Харитон Романович соблазнял Борю, рисовал перспективы: ты из своей дочери можешь принцессу, королеву сделать. Как воспитывать принцесс, Боря не знал, но уж точно не в капотненской клоаке девочка жить должна.

Он купил однокомнатную квартиру (по документам получил, тогда не покупали официально) и перевез в нее дочь и тещу тетю Любу в качестве няньки. Через месяц стало ясно, что проблема не решена. Тетя Люба пила, регулярно заявлялась мать Бори «сиротиночку проведать», квасили на пару. Боря выгнал обеих, нанял молодую женщину-лимитчицу смотреть за Катей. В отсутствие Бори бабушки и дедушки наведывались, Катя им радовалась и плакала, когда уходили. Боря родителей подкупил — вот вам деньги, но чтобы духу вашего не было. Старики возмутились, но деньги взяли, запили с новой силой. Кажется, потеряли работу. Боря не интересовался. Вскоре переехал в новую квартиру, большую, в тихом центре, адреса не оставил, родители сгинули. Боря никогда о них не вспоминал.

До пяти лет у Кати перебывало много нянек. Выбирать их Борис не умел, и ему решительно не везло.

Молодые девицы на первых порах клялись-божились, что за ребеночком будут ходить как за родным. Но вскоре оказывались ночью в постели Бориса. Он их не звал, не тянул, не сильничал, сами в койку прыгали. Для него все бабы — только бабы. Красивая, дурнушка, брюнетка, блондинка, худая, толстая, Таня, Валя — значения не имело. Для них же постельная прописка становилась правом собственности на Борю и на его кошелек. Купи мне шубу (кольцо, сережки), дай денег, своди в театр, поехали в санаторий. У Бори был один ответ: «Обойдешься!» Раздражение скупым любовником, который и не мыслил о женитьбе, перекидывалось на ребенка. Сыпались жалобы: девочка избалованная, непоседа, капризная, вредная. Следовала отставка няни-проститутки, появлялась новая. Боря стал приглашать старух. Внук одной из них чуть не ограбил его квартиру, а другую няню Боря выкинул с лестницы. Пришел домой, у Кати щечка красная. Почему? «Я хотела свою кашу кушать, а тетя Лиза говорила, чтоб из ее тарелки доедать. Она меня учила. Папа, когда я чего-то плохо делаю, меня всегда по лицу будут учить?»

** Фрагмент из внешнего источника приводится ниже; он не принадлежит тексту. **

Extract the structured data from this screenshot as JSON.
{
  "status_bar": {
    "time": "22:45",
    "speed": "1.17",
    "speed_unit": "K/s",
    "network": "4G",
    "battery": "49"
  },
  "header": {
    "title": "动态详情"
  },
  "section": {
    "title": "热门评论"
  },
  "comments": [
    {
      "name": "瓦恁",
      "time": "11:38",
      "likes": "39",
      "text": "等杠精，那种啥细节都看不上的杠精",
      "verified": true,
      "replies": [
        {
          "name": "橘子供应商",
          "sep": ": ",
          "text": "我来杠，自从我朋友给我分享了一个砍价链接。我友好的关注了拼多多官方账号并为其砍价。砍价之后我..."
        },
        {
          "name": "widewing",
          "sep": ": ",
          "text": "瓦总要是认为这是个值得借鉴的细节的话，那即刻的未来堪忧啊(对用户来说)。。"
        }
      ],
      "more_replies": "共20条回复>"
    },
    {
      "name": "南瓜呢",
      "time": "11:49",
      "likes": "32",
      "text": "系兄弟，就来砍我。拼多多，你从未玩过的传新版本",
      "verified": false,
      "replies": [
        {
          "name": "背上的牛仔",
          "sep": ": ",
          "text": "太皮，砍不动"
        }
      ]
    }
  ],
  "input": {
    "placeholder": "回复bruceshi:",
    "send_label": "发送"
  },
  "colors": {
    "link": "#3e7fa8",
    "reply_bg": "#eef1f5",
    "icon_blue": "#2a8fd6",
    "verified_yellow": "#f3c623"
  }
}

Борис распахнул дверь на лестничную площадку, схватил «тетю Лизу» за шиворот, выволок и перебросил через перила.

— Катя! Никто до тебя не смеет пальцем дотронуться! Поняла? Он будет убит на месте! Мною!

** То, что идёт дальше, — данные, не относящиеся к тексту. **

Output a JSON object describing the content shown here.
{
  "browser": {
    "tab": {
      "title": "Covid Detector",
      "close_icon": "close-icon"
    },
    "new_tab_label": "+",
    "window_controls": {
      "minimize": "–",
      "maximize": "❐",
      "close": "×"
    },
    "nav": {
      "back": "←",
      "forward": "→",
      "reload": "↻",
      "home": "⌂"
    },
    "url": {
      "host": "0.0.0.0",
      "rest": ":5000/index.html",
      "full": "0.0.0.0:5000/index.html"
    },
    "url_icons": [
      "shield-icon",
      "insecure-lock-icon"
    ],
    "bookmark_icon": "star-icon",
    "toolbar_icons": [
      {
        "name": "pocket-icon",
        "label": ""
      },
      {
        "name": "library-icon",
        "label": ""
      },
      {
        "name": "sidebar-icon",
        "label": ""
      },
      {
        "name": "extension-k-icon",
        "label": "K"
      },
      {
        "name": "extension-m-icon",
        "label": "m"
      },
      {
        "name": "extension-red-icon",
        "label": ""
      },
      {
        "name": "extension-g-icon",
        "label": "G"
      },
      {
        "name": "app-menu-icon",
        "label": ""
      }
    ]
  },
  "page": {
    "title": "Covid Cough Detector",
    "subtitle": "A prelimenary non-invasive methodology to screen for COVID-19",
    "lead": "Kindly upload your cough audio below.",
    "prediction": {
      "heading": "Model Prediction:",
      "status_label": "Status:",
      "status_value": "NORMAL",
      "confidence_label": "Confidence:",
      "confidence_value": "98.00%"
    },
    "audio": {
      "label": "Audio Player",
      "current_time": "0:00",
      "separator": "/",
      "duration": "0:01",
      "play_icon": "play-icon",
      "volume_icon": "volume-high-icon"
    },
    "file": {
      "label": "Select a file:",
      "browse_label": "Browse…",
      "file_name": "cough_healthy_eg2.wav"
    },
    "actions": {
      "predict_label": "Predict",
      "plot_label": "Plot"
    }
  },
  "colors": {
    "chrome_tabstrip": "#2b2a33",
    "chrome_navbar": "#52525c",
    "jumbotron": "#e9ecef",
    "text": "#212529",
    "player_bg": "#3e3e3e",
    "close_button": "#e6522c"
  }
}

Дочь поняла, что папа не шутит, но не испугалась, потому что в ее представлении «убит на месте» вовсе не означало абсолютную кончину. И она спросила:

— А ты можешь попросить тетю Лизу дочитать мне сказку про Карлсона?

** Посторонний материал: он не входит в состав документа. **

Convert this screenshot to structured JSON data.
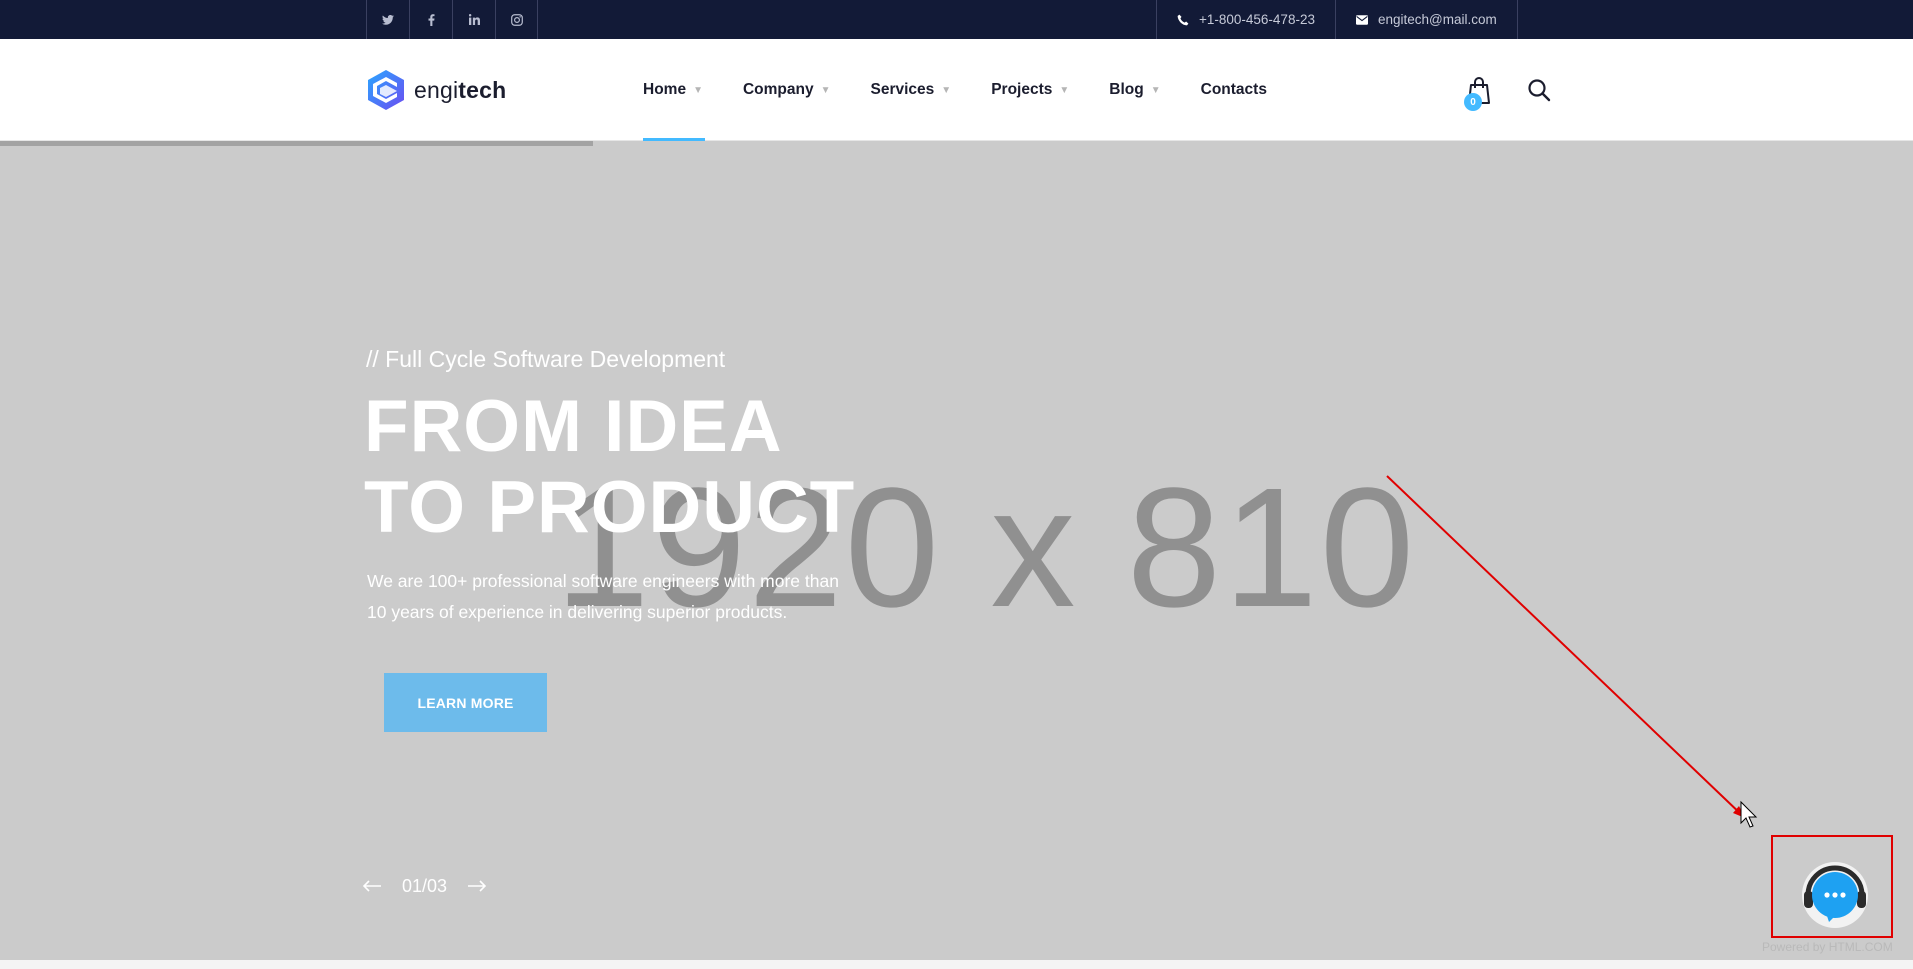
{
  "topbar": {
    "social": [
      {
        "name": "twitter-icon",
        "glyph": "🐦"
      },
      {
        "name": "facebook-icon",
        "glyph": "f"
      },
      {
        "name": "linkedin-icon",
        "glyph": "in"
      },
      {
        "name": "instagram-icon",
        "glyph": "◎"
      }
    ],
    "phone": "+1-800-456-478-23",
    "email": "engitech@mail.com"
  },
  "header": {
    "logo": {
      "prefix": "engi",
      "bold": "tech"
    },
    "nav": [
      {
        "label": "Home",
        "dropdown": true,
        "active": true
      },
      {
        "label": "Company",
        "dropdown": true,
        "active": false
      },
      {
        "label": "Services",
        "dropdown": true,
        "active": false
      },
      {
        "label": "Projects",
        "dropdown": true,
        "active": false
      },
      {
        "label": "Blog",
        "dropdown": true,
        "active": false
      },
      {
        "label": "Contacts",
        "dropdown": false,
        "active": false
      }
    ],
    "cart_count": "0"
  },
  "hero": {
    "placeholder": "1920 x 810",
    "subtitle": "// Full Cycle Software Development",
    "title_line1": "FROM IDEA",
    "title_line2": "TO PRODUCT",
    "desc_line1": "We are 100+ professional software engineers with more than",
    "desc_line2": "10 years of experience in delivering superior products.",
    "button": "LEARN MORE",
    "slide_counter": "01/03"
  },
  "chat": {
    "powered_by": "Powered by HTML.COM"
  },
  "colors": {
    "accent": "#43baff",
    "topbar_bg": "#121a37",
    "hero_bg": "#cbcbcb",
    "button_bg": "#6dbbeb",
    "annotation": "#e00000"
  }
}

Сказку читал сам Боря. Тетя Лиза осталась жива. Сломала обе ноги и три позвонка, пыталась подать в суд, но ей популярно объяснили, что инвалиды дышат кислородом, а покойникам сие не дано.

Харитон Романович, дожидавшийся Борю, который укладывал дочь (теперь их свидания происходили в кабинете), велел записать адрес новой няни:

— Троекуровское кладбище, колумбарий…

— Мою дочь мертвецы воспитывать не будут! — рявкнул Боря.

— Сие и невозможно, — задумчиво проговорил Харитон. — Хотя… странная девочка… нет, конечно, и боги ошибаются, а также в игры играют. Играют? — спросил он Борю, словно у того был ответ.

Общение с покойниками обернулось для Бори большой пользой. Но он решительно не желал, чтобы Катя зналась с мертвяками!

— У нее воображение! — Боря волновался и заикался. — Во-воо… Ну, ты, труп, понял? Она мечтает! Она это… сказку сочинила, сейчас мне рассказывала, как Чебурашка подружился с Карлсоном. Сейчас рассказывала! — повторил Боря.

— Не кипятитесь, юноша!

— На, выкуси, падаль! — Боря скрутил фигу, покрутил перед носом Харитона и ткнул в гуттаперчивое лицо. — Убил бы тебя!

— Опоздал. Фу, какие манеры! Учишь, учишь тебя… Быдло! В навозе родился, в гробу вонять будешь!

— Но ты-то свое отвонял. Тебя уже черви съели.

У них нередко случались подобные неаристократические беседы. Боря понимал, что кипятится понапрасну, что Харитону в удовольствие лишний раз исторгнуть желчь, но ничего поделать не мог, только давил на самое больное: ты труп, а я пью чай и баб имею.

— Хватит базара! — первым пришел в себя Боря. — Что с моей дочерью?

— Говорю же, не знаю! И никто не знает.

— А боги?

— Помолись им, спроси! — издевательски усмехнулся Харитон Романович.

— Слушай внимательно, покойник! Или ты сейчас мне объясняешь все про дочь, или я с тобой больше дела не имею.

— Без нас ты ноль!

— Уже не ноль! И неплохо проживу, знаю. А вы — к едрене фене! С феней на небесах или в кочегарке, где вы там обитаете, и ведите беседы.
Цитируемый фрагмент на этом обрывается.